Portrait of English musician Steven Wilson, founding member of progressive rock group Porcupine Tree, photographed at his home in Hemel Hempstead on February 17, 2015.

Steven Wilson's latest oeuvre – The Overview – is being lauded as the musical polymath's return to form in conceptual – or (dare I say?) prog – rock. Yet, while Wilson himself avoids the word due to potential associations with the record sounding “old-fashioned,” it's anything but – as epitomized by the tones and textures the guitars employ that tie in with the overarching space theme.

“I think a lot of old-school guitar players, they can play amazing – beautiful technique, beautiful feel. They can play beautiful solos. But sometimes they’re not so innovative with the actual sound,” Wilson tells Guitar Player, encapsulating his approach to the whole record.

“The possibilities for sound now have become greater. And I think Randy [McStine, the lead guitarist on the album] understands that. He's somebody that's very familiar with experimenting with pedals, processing, digital and analog.”

He continues, “And of course the obvious thing to say here is the sound very much affects the way you play, and I think sometimes guitar players forget that – or maybe they don't but the people who listen to guitar players forget that sometimes when you get sound it changes what you actually play.”

Wilson goes on to explain that he and McStine spent a lot of time searching for the “right sound” before even thinking about what and how the guitarist was going to play – all in an effort to defy expectations about what a guitar solo is supposed to do and how it should function within a song.

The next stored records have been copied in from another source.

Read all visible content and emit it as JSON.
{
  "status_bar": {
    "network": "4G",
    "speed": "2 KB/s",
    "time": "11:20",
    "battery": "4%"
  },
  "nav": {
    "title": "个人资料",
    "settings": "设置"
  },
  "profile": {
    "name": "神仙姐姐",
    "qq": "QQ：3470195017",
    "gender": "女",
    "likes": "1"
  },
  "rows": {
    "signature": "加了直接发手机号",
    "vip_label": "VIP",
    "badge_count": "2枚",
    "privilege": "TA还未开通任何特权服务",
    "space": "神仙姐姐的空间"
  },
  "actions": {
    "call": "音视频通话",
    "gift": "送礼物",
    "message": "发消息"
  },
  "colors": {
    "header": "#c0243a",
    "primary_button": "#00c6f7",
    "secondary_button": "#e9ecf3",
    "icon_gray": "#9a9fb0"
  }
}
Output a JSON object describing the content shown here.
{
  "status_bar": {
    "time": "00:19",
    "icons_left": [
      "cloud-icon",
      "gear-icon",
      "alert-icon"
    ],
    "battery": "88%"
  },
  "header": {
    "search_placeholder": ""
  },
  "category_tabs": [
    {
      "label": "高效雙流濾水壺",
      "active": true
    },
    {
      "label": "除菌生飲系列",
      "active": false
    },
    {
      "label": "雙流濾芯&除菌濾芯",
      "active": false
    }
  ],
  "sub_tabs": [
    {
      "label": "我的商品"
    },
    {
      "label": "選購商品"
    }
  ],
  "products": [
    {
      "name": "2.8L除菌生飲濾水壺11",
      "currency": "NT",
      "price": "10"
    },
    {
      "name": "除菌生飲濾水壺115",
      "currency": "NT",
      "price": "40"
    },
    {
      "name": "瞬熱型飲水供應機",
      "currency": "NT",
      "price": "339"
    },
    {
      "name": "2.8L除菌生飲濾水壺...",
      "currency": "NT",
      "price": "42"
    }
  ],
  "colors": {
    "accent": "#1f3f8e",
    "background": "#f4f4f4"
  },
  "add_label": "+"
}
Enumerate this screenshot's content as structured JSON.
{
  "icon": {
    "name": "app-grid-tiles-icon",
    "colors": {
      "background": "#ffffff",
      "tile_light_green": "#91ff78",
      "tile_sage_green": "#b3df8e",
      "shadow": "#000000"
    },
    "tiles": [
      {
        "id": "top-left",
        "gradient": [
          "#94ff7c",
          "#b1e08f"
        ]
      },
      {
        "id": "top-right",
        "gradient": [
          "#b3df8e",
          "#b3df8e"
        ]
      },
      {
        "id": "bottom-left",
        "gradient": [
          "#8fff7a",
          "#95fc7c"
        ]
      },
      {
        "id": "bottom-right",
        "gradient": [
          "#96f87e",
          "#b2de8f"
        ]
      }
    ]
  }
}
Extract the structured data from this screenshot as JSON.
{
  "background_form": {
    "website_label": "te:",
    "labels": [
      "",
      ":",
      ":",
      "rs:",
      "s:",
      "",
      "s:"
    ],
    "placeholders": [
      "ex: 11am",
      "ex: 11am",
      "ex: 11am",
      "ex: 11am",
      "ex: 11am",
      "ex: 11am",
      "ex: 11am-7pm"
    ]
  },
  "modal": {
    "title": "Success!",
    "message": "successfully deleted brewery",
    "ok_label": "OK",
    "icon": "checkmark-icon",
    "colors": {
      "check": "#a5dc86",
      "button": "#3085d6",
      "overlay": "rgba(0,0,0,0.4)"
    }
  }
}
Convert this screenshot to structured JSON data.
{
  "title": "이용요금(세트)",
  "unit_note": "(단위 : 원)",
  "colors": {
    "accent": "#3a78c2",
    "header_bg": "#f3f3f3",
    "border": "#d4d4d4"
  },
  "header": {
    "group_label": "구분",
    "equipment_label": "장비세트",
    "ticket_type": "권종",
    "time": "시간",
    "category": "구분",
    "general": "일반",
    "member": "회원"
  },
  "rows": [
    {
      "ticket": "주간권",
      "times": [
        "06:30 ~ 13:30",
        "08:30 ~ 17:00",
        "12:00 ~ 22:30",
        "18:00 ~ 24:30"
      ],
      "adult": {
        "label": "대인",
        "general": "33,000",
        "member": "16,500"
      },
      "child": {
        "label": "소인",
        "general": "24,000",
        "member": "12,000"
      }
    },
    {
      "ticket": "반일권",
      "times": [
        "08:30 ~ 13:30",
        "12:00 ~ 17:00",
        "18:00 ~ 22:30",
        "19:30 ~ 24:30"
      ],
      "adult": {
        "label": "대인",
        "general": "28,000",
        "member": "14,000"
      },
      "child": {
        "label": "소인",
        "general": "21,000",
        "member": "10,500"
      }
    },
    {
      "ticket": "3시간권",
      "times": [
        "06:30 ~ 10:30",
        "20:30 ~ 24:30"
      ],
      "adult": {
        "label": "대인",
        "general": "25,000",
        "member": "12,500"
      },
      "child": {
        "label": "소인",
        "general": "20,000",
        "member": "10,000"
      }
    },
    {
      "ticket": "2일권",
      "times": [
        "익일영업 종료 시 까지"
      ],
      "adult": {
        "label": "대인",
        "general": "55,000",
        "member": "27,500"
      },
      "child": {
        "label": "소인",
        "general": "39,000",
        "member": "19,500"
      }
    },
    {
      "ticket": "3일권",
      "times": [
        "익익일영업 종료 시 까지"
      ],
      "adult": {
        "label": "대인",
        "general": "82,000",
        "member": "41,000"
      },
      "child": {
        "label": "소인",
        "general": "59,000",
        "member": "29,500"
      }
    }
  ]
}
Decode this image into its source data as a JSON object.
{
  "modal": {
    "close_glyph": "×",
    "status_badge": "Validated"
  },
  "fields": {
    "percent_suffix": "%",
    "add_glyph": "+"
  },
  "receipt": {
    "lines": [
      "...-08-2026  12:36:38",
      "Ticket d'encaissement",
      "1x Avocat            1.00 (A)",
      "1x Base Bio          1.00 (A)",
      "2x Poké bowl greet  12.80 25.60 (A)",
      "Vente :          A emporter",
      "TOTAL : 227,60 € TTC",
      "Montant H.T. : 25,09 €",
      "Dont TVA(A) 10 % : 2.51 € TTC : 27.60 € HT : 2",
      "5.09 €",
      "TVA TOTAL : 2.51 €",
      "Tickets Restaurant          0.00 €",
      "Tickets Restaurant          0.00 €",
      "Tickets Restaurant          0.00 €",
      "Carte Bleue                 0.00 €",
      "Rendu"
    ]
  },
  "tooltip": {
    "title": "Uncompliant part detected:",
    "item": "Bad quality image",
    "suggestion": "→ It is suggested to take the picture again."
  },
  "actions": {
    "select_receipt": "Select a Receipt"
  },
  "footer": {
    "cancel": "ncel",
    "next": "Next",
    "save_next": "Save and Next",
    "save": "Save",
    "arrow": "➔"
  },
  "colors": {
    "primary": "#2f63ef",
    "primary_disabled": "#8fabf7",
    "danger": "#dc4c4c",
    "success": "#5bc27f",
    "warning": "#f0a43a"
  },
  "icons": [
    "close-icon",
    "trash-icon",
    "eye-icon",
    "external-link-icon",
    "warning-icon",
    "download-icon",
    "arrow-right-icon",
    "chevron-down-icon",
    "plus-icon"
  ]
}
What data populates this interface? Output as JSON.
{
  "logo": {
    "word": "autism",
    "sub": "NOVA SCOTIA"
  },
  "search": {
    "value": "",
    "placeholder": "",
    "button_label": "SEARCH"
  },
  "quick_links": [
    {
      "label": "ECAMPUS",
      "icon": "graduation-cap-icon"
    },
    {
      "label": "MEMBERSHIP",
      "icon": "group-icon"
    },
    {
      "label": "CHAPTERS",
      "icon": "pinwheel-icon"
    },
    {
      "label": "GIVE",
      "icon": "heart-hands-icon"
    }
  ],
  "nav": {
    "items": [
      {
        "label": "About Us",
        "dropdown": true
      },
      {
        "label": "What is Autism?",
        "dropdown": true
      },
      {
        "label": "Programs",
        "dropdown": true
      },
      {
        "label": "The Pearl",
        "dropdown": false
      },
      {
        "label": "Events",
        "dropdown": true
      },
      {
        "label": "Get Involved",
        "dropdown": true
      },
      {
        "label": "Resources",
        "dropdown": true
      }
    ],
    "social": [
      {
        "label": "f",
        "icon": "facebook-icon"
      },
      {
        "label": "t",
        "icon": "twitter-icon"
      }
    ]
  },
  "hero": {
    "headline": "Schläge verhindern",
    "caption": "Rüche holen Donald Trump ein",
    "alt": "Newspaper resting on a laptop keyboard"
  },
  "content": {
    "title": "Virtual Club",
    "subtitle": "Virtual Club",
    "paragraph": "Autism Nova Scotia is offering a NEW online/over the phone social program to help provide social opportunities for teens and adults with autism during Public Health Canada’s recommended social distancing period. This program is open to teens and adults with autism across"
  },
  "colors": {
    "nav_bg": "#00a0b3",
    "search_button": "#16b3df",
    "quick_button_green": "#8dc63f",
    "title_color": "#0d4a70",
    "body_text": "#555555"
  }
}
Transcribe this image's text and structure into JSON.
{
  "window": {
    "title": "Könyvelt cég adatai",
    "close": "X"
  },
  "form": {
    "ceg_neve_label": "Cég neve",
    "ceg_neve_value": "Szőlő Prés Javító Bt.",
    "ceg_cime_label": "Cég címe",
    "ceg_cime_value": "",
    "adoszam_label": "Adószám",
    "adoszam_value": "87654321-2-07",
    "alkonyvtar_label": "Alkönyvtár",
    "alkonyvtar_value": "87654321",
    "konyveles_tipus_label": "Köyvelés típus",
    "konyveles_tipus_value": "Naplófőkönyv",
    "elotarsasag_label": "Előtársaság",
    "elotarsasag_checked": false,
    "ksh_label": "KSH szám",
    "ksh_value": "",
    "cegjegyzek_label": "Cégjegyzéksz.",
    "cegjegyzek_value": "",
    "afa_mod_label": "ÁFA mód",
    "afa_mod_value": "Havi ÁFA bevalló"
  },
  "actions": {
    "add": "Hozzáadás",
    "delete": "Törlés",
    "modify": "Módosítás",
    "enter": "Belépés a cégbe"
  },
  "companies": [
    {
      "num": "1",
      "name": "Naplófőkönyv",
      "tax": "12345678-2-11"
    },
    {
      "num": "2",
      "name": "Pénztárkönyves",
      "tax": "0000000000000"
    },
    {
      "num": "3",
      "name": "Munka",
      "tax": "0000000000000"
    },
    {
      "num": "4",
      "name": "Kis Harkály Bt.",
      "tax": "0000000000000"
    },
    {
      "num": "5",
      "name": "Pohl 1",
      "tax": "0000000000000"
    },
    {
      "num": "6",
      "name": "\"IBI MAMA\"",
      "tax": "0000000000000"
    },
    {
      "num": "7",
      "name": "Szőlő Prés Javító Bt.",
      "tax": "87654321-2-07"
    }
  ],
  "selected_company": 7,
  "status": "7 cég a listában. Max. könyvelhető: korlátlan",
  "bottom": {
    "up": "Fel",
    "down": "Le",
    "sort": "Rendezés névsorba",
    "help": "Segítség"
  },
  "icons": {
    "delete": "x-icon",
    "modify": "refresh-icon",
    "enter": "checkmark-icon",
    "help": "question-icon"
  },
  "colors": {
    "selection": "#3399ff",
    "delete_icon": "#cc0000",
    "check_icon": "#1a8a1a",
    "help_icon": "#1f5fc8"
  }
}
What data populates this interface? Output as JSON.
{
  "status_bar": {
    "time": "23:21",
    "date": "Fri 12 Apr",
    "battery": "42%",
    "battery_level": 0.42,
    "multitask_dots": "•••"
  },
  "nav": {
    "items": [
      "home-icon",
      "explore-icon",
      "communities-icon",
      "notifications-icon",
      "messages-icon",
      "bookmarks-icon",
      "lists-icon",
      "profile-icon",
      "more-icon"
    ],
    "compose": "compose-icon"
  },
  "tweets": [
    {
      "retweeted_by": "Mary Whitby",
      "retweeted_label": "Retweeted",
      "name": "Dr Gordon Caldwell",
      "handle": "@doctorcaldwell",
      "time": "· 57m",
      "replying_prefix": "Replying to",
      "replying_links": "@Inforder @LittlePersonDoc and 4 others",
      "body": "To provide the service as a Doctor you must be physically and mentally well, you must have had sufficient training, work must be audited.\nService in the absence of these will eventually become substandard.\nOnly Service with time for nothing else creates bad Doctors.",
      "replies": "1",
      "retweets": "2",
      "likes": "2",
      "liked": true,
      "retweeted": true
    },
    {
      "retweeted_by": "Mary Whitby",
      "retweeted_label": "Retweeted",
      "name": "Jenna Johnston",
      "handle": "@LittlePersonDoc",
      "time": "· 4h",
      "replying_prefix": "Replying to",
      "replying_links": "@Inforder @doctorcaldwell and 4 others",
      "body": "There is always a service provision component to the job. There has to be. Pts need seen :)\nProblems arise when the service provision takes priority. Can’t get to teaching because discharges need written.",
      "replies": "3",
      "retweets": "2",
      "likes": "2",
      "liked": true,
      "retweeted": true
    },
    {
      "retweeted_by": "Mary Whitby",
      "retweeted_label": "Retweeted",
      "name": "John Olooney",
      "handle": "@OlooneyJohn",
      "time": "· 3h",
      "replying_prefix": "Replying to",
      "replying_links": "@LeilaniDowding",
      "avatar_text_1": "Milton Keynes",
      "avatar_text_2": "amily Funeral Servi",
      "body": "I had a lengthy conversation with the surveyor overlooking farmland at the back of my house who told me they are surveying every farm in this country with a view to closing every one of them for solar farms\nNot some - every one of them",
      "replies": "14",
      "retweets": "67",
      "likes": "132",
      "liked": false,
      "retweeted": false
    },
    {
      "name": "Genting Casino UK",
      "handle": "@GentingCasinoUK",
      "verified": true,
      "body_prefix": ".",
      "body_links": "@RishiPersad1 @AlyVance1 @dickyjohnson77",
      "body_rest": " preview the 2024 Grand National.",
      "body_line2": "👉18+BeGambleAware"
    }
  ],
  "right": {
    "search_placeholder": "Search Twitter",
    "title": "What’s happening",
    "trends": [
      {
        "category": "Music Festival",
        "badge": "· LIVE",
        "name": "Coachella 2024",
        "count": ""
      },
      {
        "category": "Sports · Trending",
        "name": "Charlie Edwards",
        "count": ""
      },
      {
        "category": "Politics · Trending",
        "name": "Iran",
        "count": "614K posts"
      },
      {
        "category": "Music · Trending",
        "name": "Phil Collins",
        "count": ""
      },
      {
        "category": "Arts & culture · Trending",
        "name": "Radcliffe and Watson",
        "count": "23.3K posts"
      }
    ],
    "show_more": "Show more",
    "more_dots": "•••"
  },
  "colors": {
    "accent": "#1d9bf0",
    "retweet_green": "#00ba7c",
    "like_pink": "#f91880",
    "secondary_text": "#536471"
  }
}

“It was kind of a way to redefine the notion of the classic, extended rock electric guitar solo, and a lot of that was finding the right sound before we even approached what he was going to play.”

And despite his quest to reinvent the extended classic rock solo, Wilson is quick to clarify that it is far from a “nostalgic-sounding record,” but, rather, an “old-fashioned piece of conceptual rock, in the tradition of The Dark Side of the Moon and Tubular Bells.”

The Overview is out now via Fiction Records.